Cooking curry with instant curry cube isn’t the most authentic Japanese curry, but it is a decent trade-off between taste versus speed and ease of preparation.


  • 6 tiger shrimps
  • 1 pack of fried tofu (6 oz), cubed
  • 2 garlics, finely chopped
  • 2 small potatoes, cubed
  • 1/2 lb broccoli, cubed
  • 1 small carrot, cubed
  • 1 red bell pepper, cubed
  • 2 tomatoes, cubed
  • 2 small onions, cubed
  • 1 box of curry cubes
  • 4 cups of water


  1. Heat oil in a skillet over high heat.  Stir in shrimps.  Sprinkle salt and pepper.  Cook for 5 minutes.

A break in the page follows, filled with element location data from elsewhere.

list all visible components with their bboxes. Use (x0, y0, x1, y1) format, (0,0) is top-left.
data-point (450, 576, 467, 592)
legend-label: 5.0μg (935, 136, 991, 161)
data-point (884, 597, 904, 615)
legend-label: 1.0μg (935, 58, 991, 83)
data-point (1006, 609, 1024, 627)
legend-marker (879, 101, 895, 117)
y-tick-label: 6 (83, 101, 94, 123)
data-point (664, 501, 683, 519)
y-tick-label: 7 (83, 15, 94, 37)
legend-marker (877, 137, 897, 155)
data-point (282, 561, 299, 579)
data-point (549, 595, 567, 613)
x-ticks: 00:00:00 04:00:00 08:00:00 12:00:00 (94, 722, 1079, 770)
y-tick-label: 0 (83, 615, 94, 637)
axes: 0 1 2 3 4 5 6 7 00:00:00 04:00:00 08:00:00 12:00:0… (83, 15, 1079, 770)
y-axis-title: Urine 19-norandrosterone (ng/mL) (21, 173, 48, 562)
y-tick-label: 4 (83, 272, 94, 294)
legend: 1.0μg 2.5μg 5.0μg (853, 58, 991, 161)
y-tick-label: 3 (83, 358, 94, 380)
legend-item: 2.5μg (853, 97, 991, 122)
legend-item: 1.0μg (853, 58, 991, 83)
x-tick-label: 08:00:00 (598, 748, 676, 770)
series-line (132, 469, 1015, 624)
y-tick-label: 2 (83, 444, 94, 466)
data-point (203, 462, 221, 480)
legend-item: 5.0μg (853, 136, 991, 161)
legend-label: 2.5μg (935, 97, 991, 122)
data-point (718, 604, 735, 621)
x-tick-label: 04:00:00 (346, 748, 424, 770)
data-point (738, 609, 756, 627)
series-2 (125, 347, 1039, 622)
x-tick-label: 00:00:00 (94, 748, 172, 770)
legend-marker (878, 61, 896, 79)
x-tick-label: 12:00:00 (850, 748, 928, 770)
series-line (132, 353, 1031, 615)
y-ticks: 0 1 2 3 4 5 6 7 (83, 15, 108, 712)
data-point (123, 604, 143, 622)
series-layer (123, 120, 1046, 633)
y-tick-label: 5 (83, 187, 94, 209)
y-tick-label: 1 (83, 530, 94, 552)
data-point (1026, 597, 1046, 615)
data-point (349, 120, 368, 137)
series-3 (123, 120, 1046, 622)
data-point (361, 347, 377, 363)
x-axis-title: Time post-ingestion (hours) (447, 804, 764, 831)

Remove and set aside.
  2. Add oil to the skillet.  Stir in garlic and cook until fragrant.  Add potatoes, tofu, and carrots; cook for a few minutes.  Transfer them to a pot with 4 cup of waters and cook for 20 minutes.
  3. Meanwhile, heat oil in a skillet and cook the onions, peppers, broccoli and tomatoes. Cook for few more minutes and add salt and pepper.
  4. Transfer the vegetables to the pot.  Add curry cubes, stir to mix well.  Cook for 15 minutes.
  5. Stir in shrimps to the curry, cook for 5 minutes and serve with rice.